Took my kid to a concert at Arco Arena last weekend. He lobbied hard enough to get me to walk over to Tower Records one day and drop some serious cash on tickets for him and some buddies to see a group called System of A Down—an Armenian heavy metal thrash band. This marked his first real concert, a big-time band playing an indoor venue outside of Chico. A few years back I took him to see Britney Spears at what is now called Sleep Train, when it was known as the Sac Valley Amphitheater. But that concert doesn’t count. He was a little kid and now he’s embarrassed by that small part of his past. There is a parallel at work here. My first concert was Dionne Warwick at the Blossom Music Center just outside Cleveland back in 1968 or 1969. I don’t count that one. I count Gary Puckett and the Union Gap, same venue a month or so later. I was mesmerized by that band’s stage attire; sparkly lime-green replicas of Union Army uniform coats—something any self-respecting Civil War re-enactor wouldn’t be caught dead in today. But that is where the parallel ends. The Union Gap’s big song was “Young Girl,” whose lyrics, in retrospect, sound pretty creepy: “You better run girl, you’re much too young girl.” System, on the other hand, sings songs like “Violent Pornography,” more social-commentary stuff. A lot of the lyrics are crude, but they seem to have something to say. (During the concert, my kid and his buddies didn’t sing along with the crude stuff, they sat there kind of uncomfortable, thinking, “Oh man, how embarrassing. Let’s just hope the old guy doesn’t understand the lyrics.") I was OK with it, though. I’m a strong proponent of free speech. (Kind of comes with the job.) The only thing about the concert that bugged me was the hint of English-soccer-fan hooliganism displayed by some of the skin-headed and shirtless fans with their jerky salute-the-devil dancing. Oh yeah, that and the fact it was so loud that driving home I had a stiff neck and shoulders from my physical reaction to the powerful waves of sound rolling over me. I’m just out of concert-going shape.

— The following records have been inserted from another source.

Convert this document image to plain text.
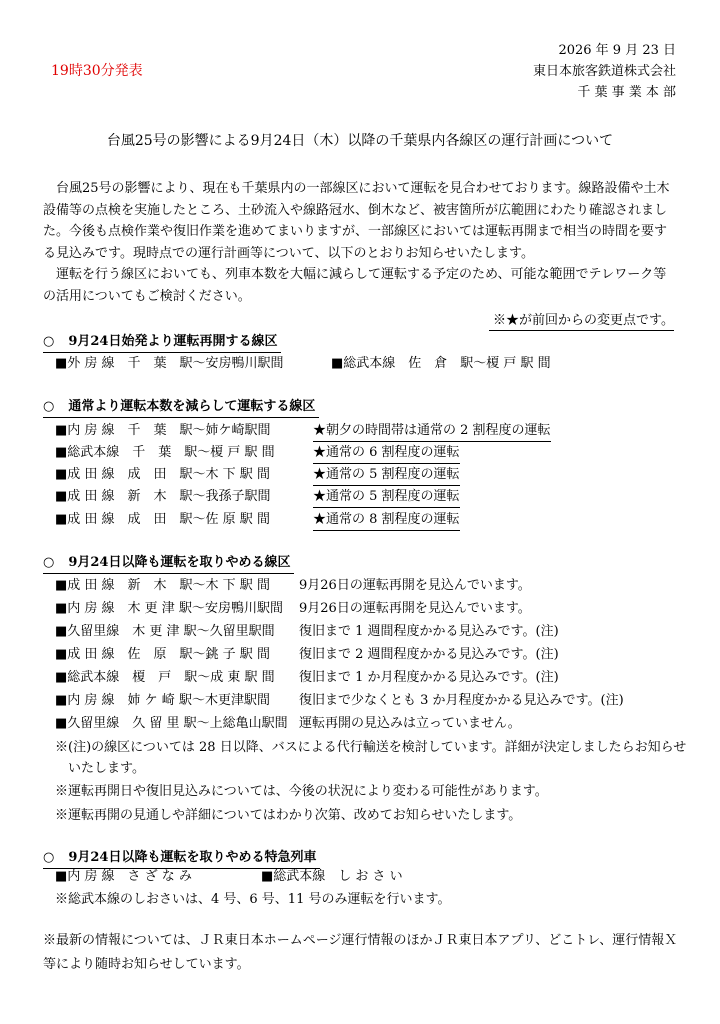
19時30分発表
2026 年 9 月 23 日
東日本旅客鉄道株式会社
千 葉 事 業 本 部
台風25号の影響による9月24日（木）以降の千葉県内各線区の運行計画について

台風25号の影響により、現在も千葉県内の一部線区において運転を見合わせております。線路設備や土木設備等の点検を実施したところ、土砂流入や線路冠水、倒木など、被害箇所が広範囲にわたり確認されました。今後も点検作業や復旧作業を進めてまいりますが、一部線区においては運転再開まで相当の時間を要する見込みです。現時点での運行計画等について、以下のとおりお知らせいたします。

運転を行う線区においても、列車本数を大幅に減らして運転する予定のため、可能な範囲でテレワーク等の活用についてもご検討ください。

※★が前回からの変更点です。
○ 9月24日始発より運転再開する線区
■外 房 線　千　葉　駅～安房鴨川駅間	■総武本線　佐　倉　駅～榎 戸 駅 間
○ 通常より運転本数を減らして運転する線区
■内 房 線　千　葉　駅～姉ケ崎駅間	★朝夕の時間帯は通常の 2 割程度の運転
■総武本線　千　葉　駅～榎 戸 駅 間	★通常の 6 割程度の運転
■成 田 線　成　田　駅～木 下 駅 間	★通常の 5 割程度の運転
■成 田 線　新　木　駅～我孫子駅間	★通常の 5 割程度の運転
■成 田 線　成　田　駅～佐 原 駅 間	★通常の 8 割程度の運転
○ 9月24日以降も運転を取りやめる線区
■成 田 線　新　木　駅～木 下 駅 間 9月26日の運転再開を見込んでいます。
■内 房 線　木 更 津 駅～安房鴨川駅間 9月26日の運転再開を見込んでいます。
■久留里線　木 更 津 駅～久留里駅間 復旧まで 1 週間程度かかる見込みです。(注)
■成 田 線　佐　原　駅～銚 子 駅 間 復旧まで 2 週間程度かかる見込みです。(注)
■総武本線　榎　戸　駅～成 東 駅 間 復旧まで 1 か月程度かかる見込みです。(注)
■内 房 線　姉 ケ 崎 駅～木更津駅間 復旧まで少なくとも 3 か月程度かかる見込みです。(注)
■久留里線　久 留 里 駅～上総亀山駅間 運転再開の見込みは立っていません。
※(注)の線区については 28 日以降、バスによる代行輸送を検討しています。詳細が決定しましたらお知らせいたします。
※運転再開日や復旧見込みについては、今後の状況により変わる可能性があります。
※運転再開の見通しや詳細についてはわかり次第、改めてお知らせいたします。
○ 9月24日以降も運転を取りやめる特急列車
■内 房 線　さ ざ な み	■総武本線　し お さ い
※総武本線のしおさいは、4 号、6 号、11 号のみ運転を行います。
※最新の情報については、ＪＲ東日本ホームページ運行情報のほかＪＲ東日本アプリ、どこトレ、運行情報Ｘ等により随時お知らせしています。
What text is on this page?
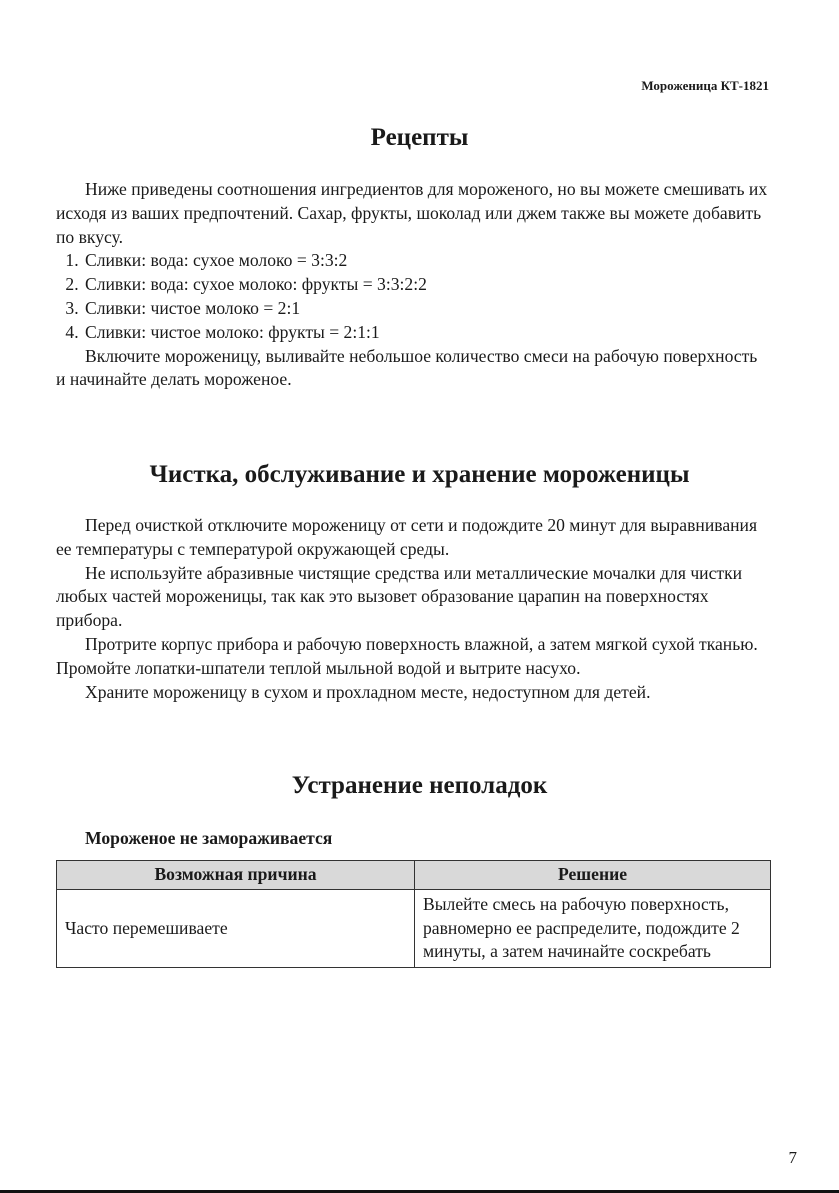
Мороженица КТ-1821
Рецепты

Ниже приведены соотношения ингредиентов для мороженого, но вы можете смешивать их исходя из ваших предпочтений. Сахар, фрукты, шоколад или джем также вы можете добавить по вкусу.

1. Сливки: вода: сухое молоко = 3:3:2
2. Сливки: вода: сухое молоко: фрукты = 3:3:2:2
3. Сливки: чистое молоко = 2:1
4. Сливки: чистое молоко: фрукты = 2:1:1

Включите мороженицу, выливайте небольшое количество смеси на рабочую поверхность и начинайте делать мороженое.

Чистка, обслуживание и хранение мороженицы

Перед очисткой отключите мороженицу от сети и подождите 20 минут для выравнивания ее температуры с температурой окружающей среды.

Не используйте абразивные чистящие средства или металлические мочалки для чистки любых частей мороженицы, так как это вызовет образование царапин на поверхностях прибора.

Протрите корпус прибора и рабочую поверхность влажной, а затем мягкой сухой тканью. Промойте лопатки-шпатели теплой мыльной водой и вытрите насухо.

Храните мороженицу в сухом и прохладном месте, недоступном для детей.

Устранение неполадок
Мороженое не замораживается
Возможная причина	Решение
Часто перемешиваете	Вылейте смесь на рабочую поверхность, равномерно ее распределите, подождите 2 минуты, а затем начинайте соскребать
7
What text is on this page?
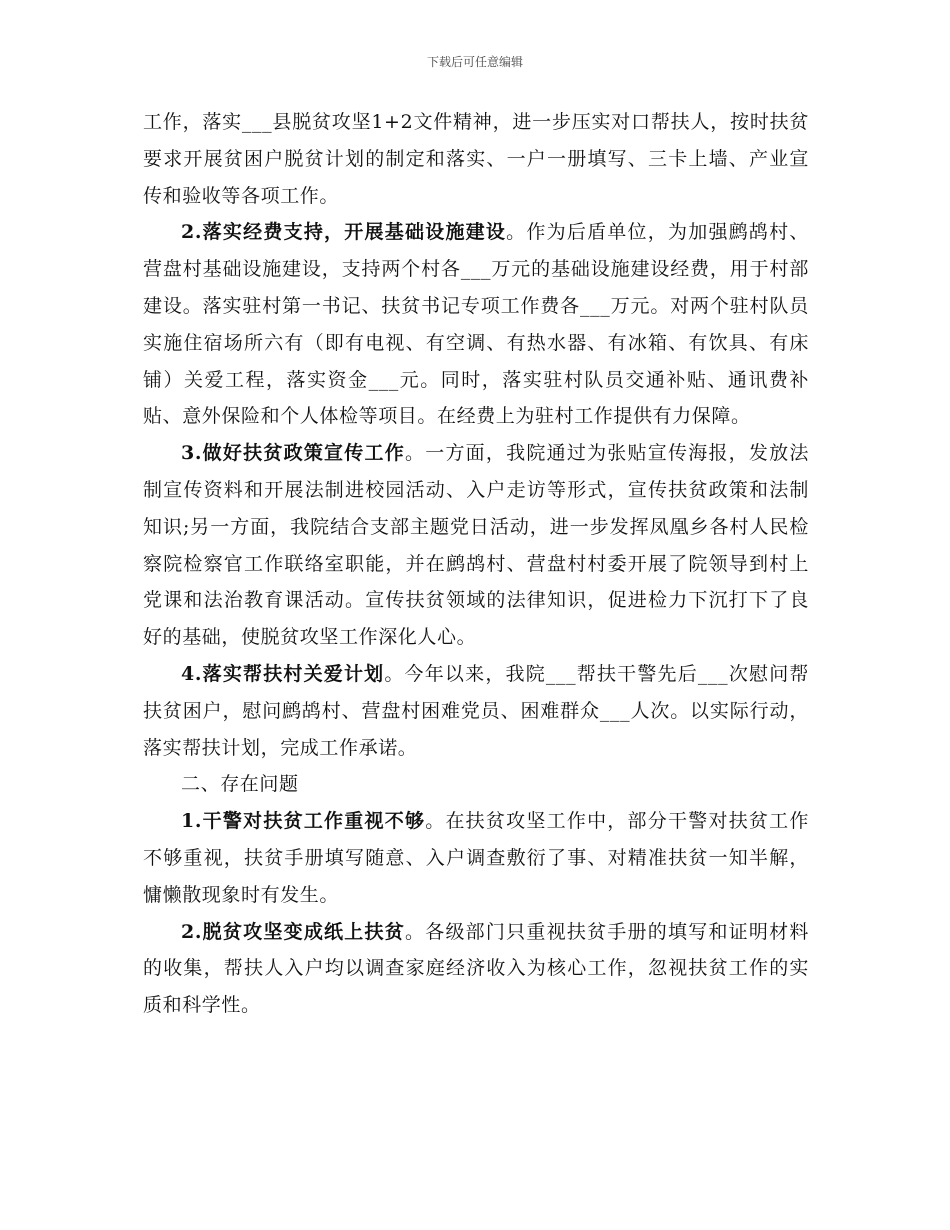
下载后可任意编辑

工作，落实___县脱贫攻坚1+2文件精神，进一步压实对口帮扶人，按时扶贫要求开展贫困户脱贫计划的制定和落实、一户一册填写、三卡上墙、产业宣传和验收等各项工作。

2.落实经费支持，开展基础设施建设。作为后盾单位，为加强鹧鸪村、营盘村基础设施建设，支持两个村各___万元的基础设施建设经费，用于村部建设。落实驻村第一书记、扶贫书记专项工作费各___万元。对两个驻村队员实施住宿场所六有（即有电视、有空调、有热水器、有冰箱、有饮具、有床铺）关爱工程，落实资金___元。同时，落实驻村队员交通补贴、通讯费补贴、意外保险和个人体检等项目。在经费上为驻村工作提供有力保障。

3.做好扶贫政策宣传工作。一方面，我院通过为张贴宣传海报，发放法制宣传资料和开展法制进校园活动、入户走访等形式，宣传扶贫政策和法制知识;另一方面，我院结合支部主题党日活动，进一步发挥凤凰乡各村人民检察院检察官工作联络室职能，并在鹧鸪村、营盘村村委开展了院领导到村上党课和法治教育课活动。宣传扶贫领域的法律知识，促进检力下沉打下了良好的基础，使脱贫攻坚工作深化人心。

4.落实帮扶村关爱计划。今年以来，我院___帮扶干警先后___次慰问帮扶贫困户，慰问鹧鸪村、营盘村困难党员、困难群众___人次。以实际行动，落实帮扶计划，完成工作承诺。

二、存在问题

1.干警对扶贫工作重视不够。在扶贫攻坚工作中，部分干警对扶贫工作不够重视，扶贫手册填写随意、入户调查敷衍了事、对精准扶贫一知半解，慵懒散现象时有发生。

2.脱贫攻坚变成纸上扶贫。各级部门只重视扶贫手册的填写和证明材料的收集，帮扶人入户均以调查家庭经济收入为核心工作，忽视扶贫工作的实质和科学性。
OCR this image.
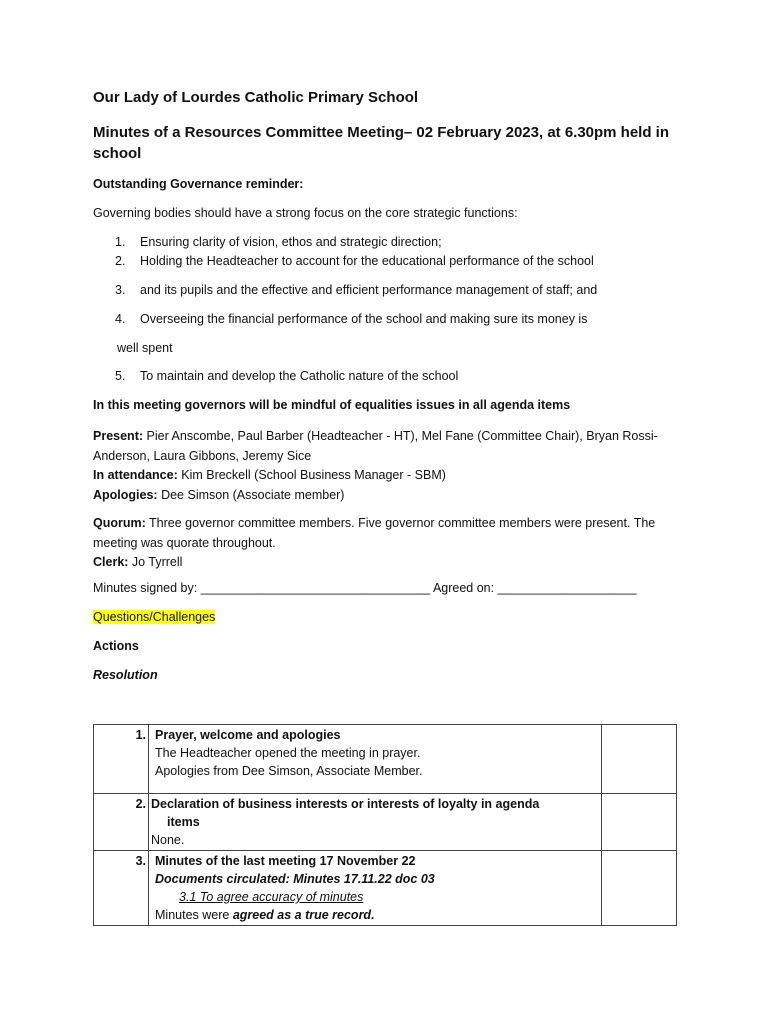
Our Lady of Lourdes Catholic Primary School
Minutes of a Resources Committee Meeting– 02 February 2023, at 6.30pm held in school
Outstanding Governance reminder:
Governing bodies should have a strong focus on the core strategic functions:
1. Ensuring clarity of vision, ethos and strategic direction;
2. Holding the Headteacher to account for the educational performance of the school
3. and its pupils and the effective and efficient performance management of staff; and
4. Overseeing the financial performance of the school and making sure its money is
well spent
5. To maintain and develop the Catholic nature of the school
In this meeting governors will be mindful of equalities issues in all agenda items
Present: Pier Anscombe, Paul Barber (Headteacher - HT), Mel Fane (Committee Chair), Bryan Rossi-Anderson, Laura Gibbons, Jeremy Sice
In attendance: Kim Breckell (School Business Manager - SBM)
Apologies: Dee Simson (Associate member)
Quorum: Three governor committee members. Five governor committee members were present. The meeting was quorate throughout.
Clerk: Jo Tyrrell
Minutes signed by: _________________________________ Agreed on: ____________________
Questions/Challenges
Actions
Resolution
1.	Prayer, welcome and apologies
The Headteacher opened the meeting in prayer.
Apologies from Dee Simson, Associate Member.	

2.	Declaration of business interests or interests of loyalty in agenda
items
None.	

3.	Minutes of the last meeting 17 November 22
Documents circulated: Minutes 17.11.22 doc 03
3.1 To agree accuracy of minutes
Minutes were agreed as a true record.	
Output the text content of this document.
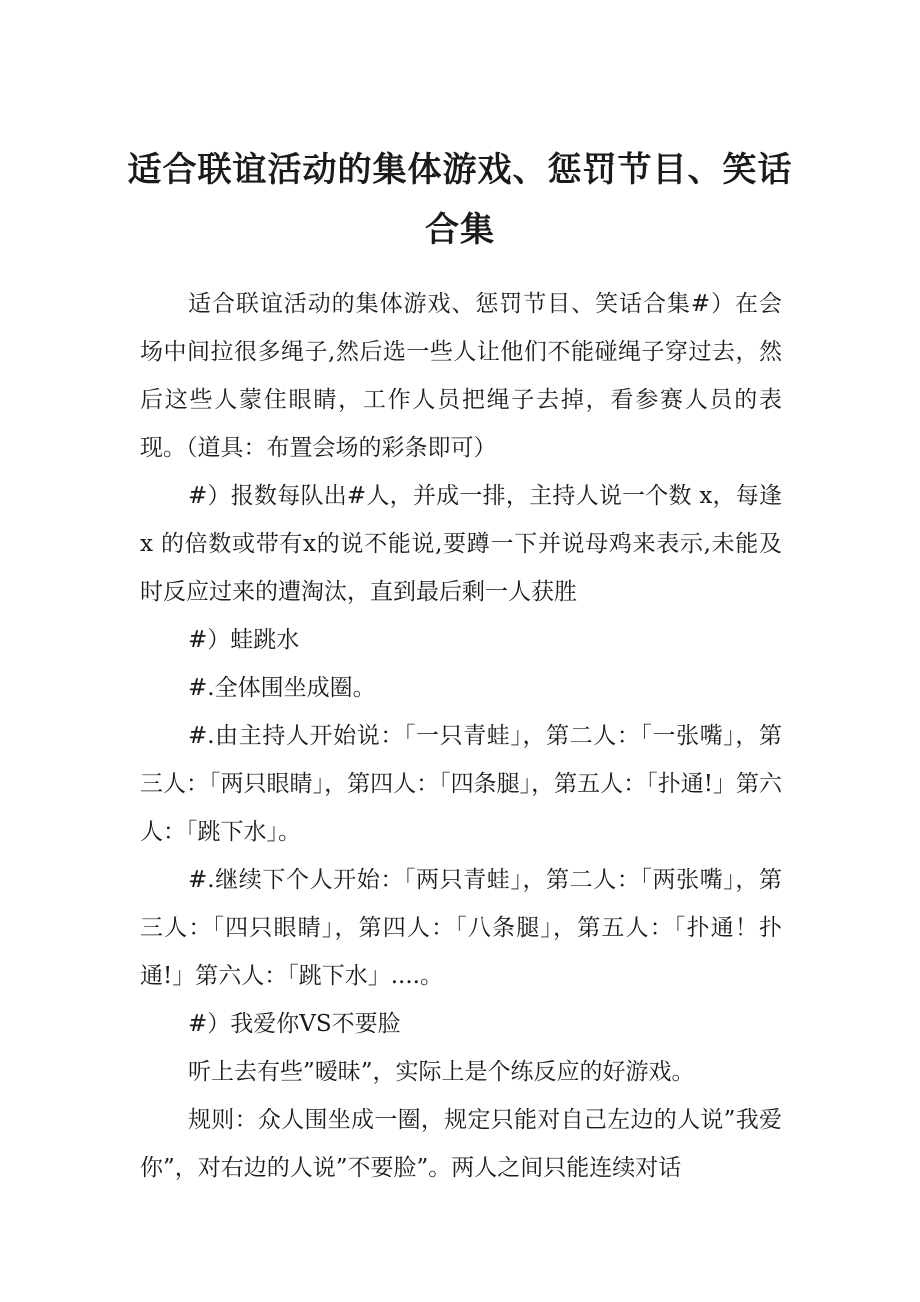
适合联谊活动的集体游戏、惩罚节目、笑话
合集

适合联谊活动的集体游戏、惩罚节目、笑话合集#）在会场中间拉很多绳子,然后选一些人让他们不能碰绳子穿过去，然后这些人蒙住眼睛，工作人员把绳子去掉，看参赛人员的表现。（道具：布置会场的彩条即可）

#）报数每队出#人，并成一排，主持人说一个数 x，每逢x 的倍数或带有x的说不能说,要蹲一下并说母鸡来表示,未能及时反应过来的遭淘汰，直到最后剩一人获胜

#）蛙跳水

#.全体围坐成圈。

#.由主持人开始说：「一只青蛙」，第二人：「一张嘴」，第三人：「两只眼睛」，第四人：「四条腿」，第五人：「扑通!」第六人：「跳下水」。

#.继续下个人开始：「两只青蛙」，第二人：「两张嘴」，第三人：「四只眼睛」，第四人：「八条腿」，第五人：「扑通！扑通!」第六人：「跳下水」....。

#）我爱你VS不要脸

听上去有些”暧昧”，实际上是个练反应的好游戏。

规则：众人围坐成一圈，规定只能对自己左边的人说”我爱你”，对右边的人说”不要脸”。两人之间只能连续对话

The city may have found a replacement for soon-to-retire City Manager Tom Lando. Now it’s just a matter of, now that they’ve hooked one, can the City Council reel that candidate in and sign him or her to a contract? The announcement should come after the Oct. 18 closed-session meeting that precedes the regular council meeting. Lando said that no matter what happens in the near future, he expects to be finally retired—he’s tried this before—by next March at the latest. Lando is a like a savant—and I mean that with all due respect. He understands in detail nearly every aspect of city matters and his shoes will be hard to fill.